Secondly, industry needs open yield-modeling standards. Open standards will allow the entire semiconductor industry to contribute to the creation of effective statistical yield models. At the same time, these public and open yield models must protect proprietary process parameters and keep the process IP of different manufacturers confidential.
Finally, industry needs a yield-driven design methodology. Similar to timing considerations that initially started at the very back end and grew into the synthesis flow, yield considerations must exist at every stage of the IC physical-design cycle. IP vendors must provide yield-centric variations of library cells and custom IP blocks; fabs must provide statistical yield models. Designers must have design-for-yield solutions that provide analysis, prediction, and optimization capabilities for the synthesis of gate-level netlists, placement, routing, and full-custom layouts.
By providing these pieces to the design community, the industry will bridge the gap between design and manufacturing, and once again deliver high-yielding chips.
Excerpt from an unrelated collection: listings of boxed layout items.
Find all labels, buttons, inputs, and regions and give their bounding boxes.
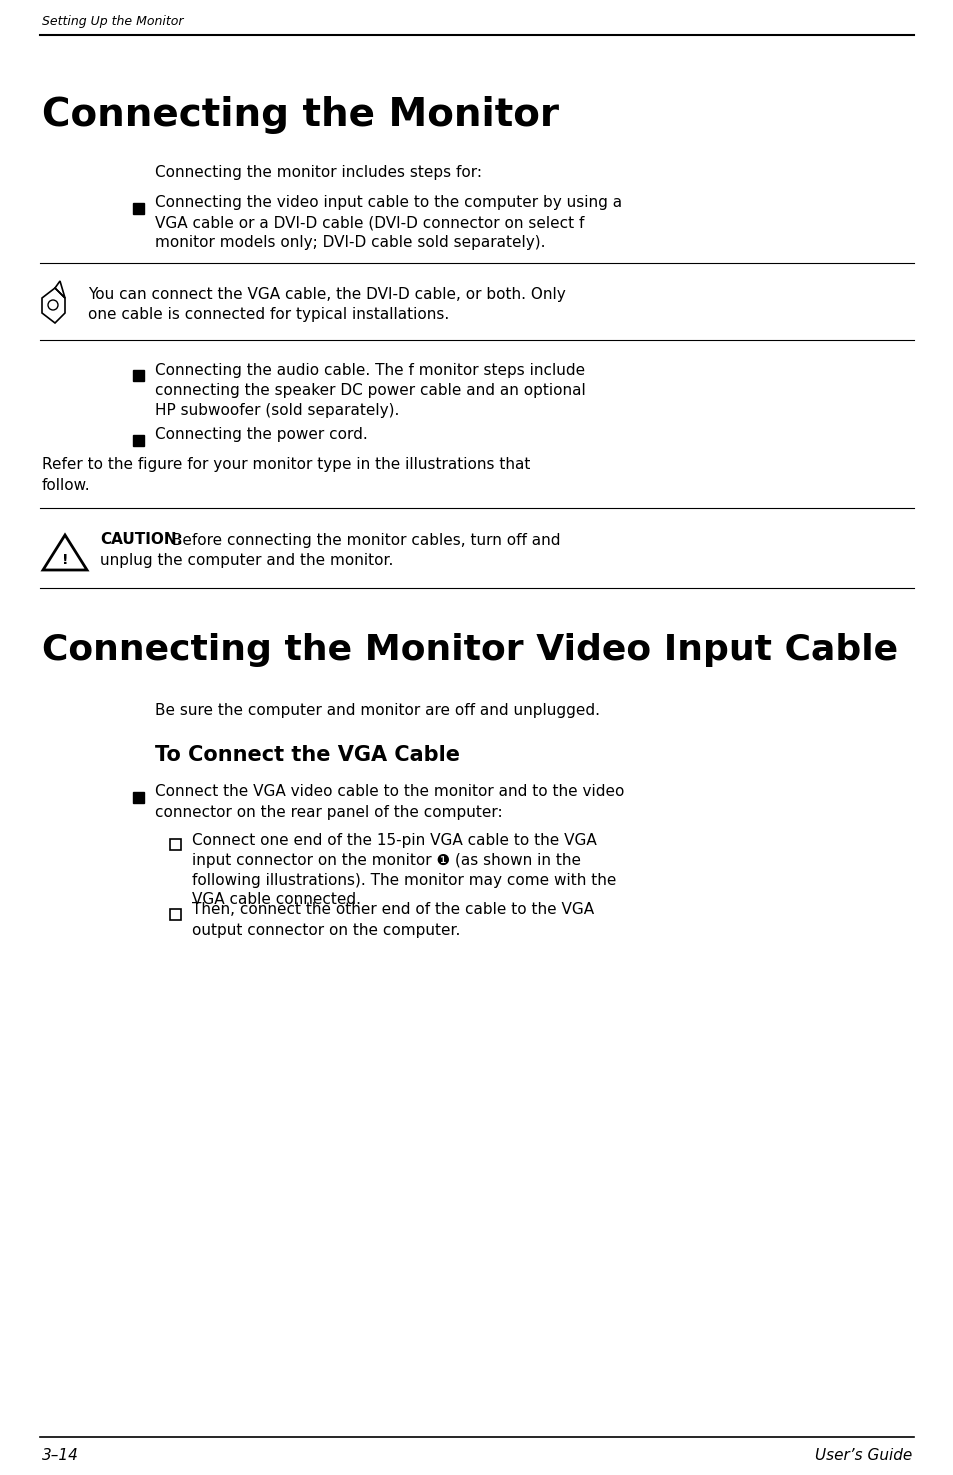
Text: User’s Guide: User’s Guide bbox=[814, 1447, 911, 1463]
Text: one cable is connected for typical installations.: one cable is connected for typical insta… bbox=[88, 307, 449, 323]
Text: 3–14: 3–14 bbox=[42, 1447, 79, 1463]
Bar bbox=[132, 370, 144, 381]
Text: Connect the VGA video cable to the monitor and to the video: Connect the VGA video cable to the monit… bbox=[154, 785, 623, 799]
Text: You can connect the VGA cable, the DVI-D cable, or both. Only: You can connect the VGA cable, the DVI-D… bbox=[88, 288, 565, 302]
Text: Before connecting the monitor cables, turn off and: Before connecting the monitor cables, tu… bbox=[167, 532, 560, 547]
Bar bbox=[132, 204, 144, 214]
Text: Then, connect the other end of the cable to the VGA: Then, connect the other end of the cable… bbox=[192, 903, 594, 917]
Text: connector on the rear panel of the computer:: connector on the rear panel of the compu… bbox=[154, 804, 502, 820]
Bar bbox=[170, 839, 181, 850]
Text: follow.: follow. bbox=[42, 478, 91, 493]
Text: Connecting the Monitor: Connecting the Monitor bbox=[42, 96, 558, 134]
Bar bbox=[170, 909, 181, 920]
Text: CAUTION:: CAUTION: bbox=[100, 532, 183, 547]
Text: To Connect the VGA Cable: To Connect the VGA Cable bbox=[154, 745, 459, 766]
Text: monitor models only; DVI-D cable sold separately).: monitor models only; DVI-D cable sold se… bbox=[154, 236, 545, 251]
Text: input connector on the monitor ❶ (as shown in the: input connector on the monitor ❶ (as sho… bbox=[192, 853, 580, 867]
Text: Connecting the monitor includes steps for:: Connecting the monitor includes steps fo… bbox=[154, 165, 481, 180]
Text: output connector on the computer.: output connector on the computer. bbox=[192, 922, 460, 938]
Text: following illustrations). The monitor may come with the: following illustrations). The monitor ma… bbox=[192, 873, 616, 888]
Text: Setting Up the Monitor: Setting Up the Monitor bbox=[42, 16, 183, 28]
Text: Connecting the audio cable. The f monitor steps include: Connecting the audio cable. The f monito… bbox=[154, 363, 584, 378]
Text: Be sure the computer and monitor are off and unplugged.: Be sure the computer and monitor are off… bbox=[154, 702, 599, 717]
Text: !: ! bbox=[62, 553, 69, 566]
Text: connecting the speaker DC power cable and an optional: connecting the speaker DC power cable an… bbox=[154, 382, 585, 397]
Text: Connecting the Monitor Video Input Cable: Connecting the Monitor Video Input Cable bbox=[42, 633, 897, 667]
Text: Refer to the figure for your monitor type in the illustrations that: Refer to the figure for your monitor typ… bbox=[42, 457, 530, 472]
Text: Connect one end of the 15-pin VGA cable to the VGA: Connect one end of the 15-pin VGA cable … bbox=[192, 832, 597, 848]
Text: HP subwoofer (sold separately).: HP subwoofer (sold separately). bbox=[154, 403, 399, 417]
Text: Connecting the video input cable to the computer by using a: Connecting the video input cable to the … bbox=[154, 196, 621, 211]
Bar bbox=[132, 792, 144, 802]
Text: unplug the computer and the monitor.: unplug the computer and the monitor. bbox=[100, 553, 393, 568]
Text: VGA cable or a DVI-D cable (DVI-D connector on select f: VGA cable or a DVI-D cable (DVI-D connec… bbox=[154, 215, 584, 230]
Text: Connecting the power cord.: Connecting the power cord. bbox=[154, 428, 367, 442]
Bar bbox=[132, 435, 144, 445]
Text: VGA cable connected.: VGA cable connected. bbox=[192, 892, 360, 907]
As more device designs use sub-100-nm processes, high-speed I/O, and other advanced technologies, semiconductor test must not only test the resulting devices, but also reinvent itself. Today, manufacturers make most test decisions on an individual-device basis, typically employing a go/no-go choice. Test can no longer function as simply that type of decision node. Rather, it must become a decision and information node that helps maintain cost-effective, high-yielding processes. The solution relies in part on greater coordination of DFT and BIST strategies, as well as an increased focus on the impact that process variations have on design performance through DFM.
One example is in the area of IP for high-speed I/O that supports protocols such as PCI Express. Most of these implementations have BIST integrated into the physical layer and require significant design characterization before volume production. However, the nature of these designs and their operating speed make it possible for slight process variations to affect jitter content and have a major impact on I/O performance.
Through new, innovative offerings such as adaptive loop-back test technology, ATE providers will enable the cost-effective use of encapsulated test IP. Such IP will provide a fast ramp into volume production without compromising characterization. These offerings will provide full characterization of high-speed I/Os with or without using BIST, and will scale to a broad range of production test needs, such as tools for single- or multi-lane designs. In addition, enhanced on/off test and data collection capabilities will enable the capture of critical performance data, which can then feed back into production management systems to maintain yield levels and improve the DFM of future devices.
This is just one example of how semiconductor test will adapt to enhance the use of DFT and DFM techniques. New test requirements will continue to advance in line with device complexity, and test must continuously evolve to fulfill its new role as a key information node that helps maintain cost-effective, high-yielding processes.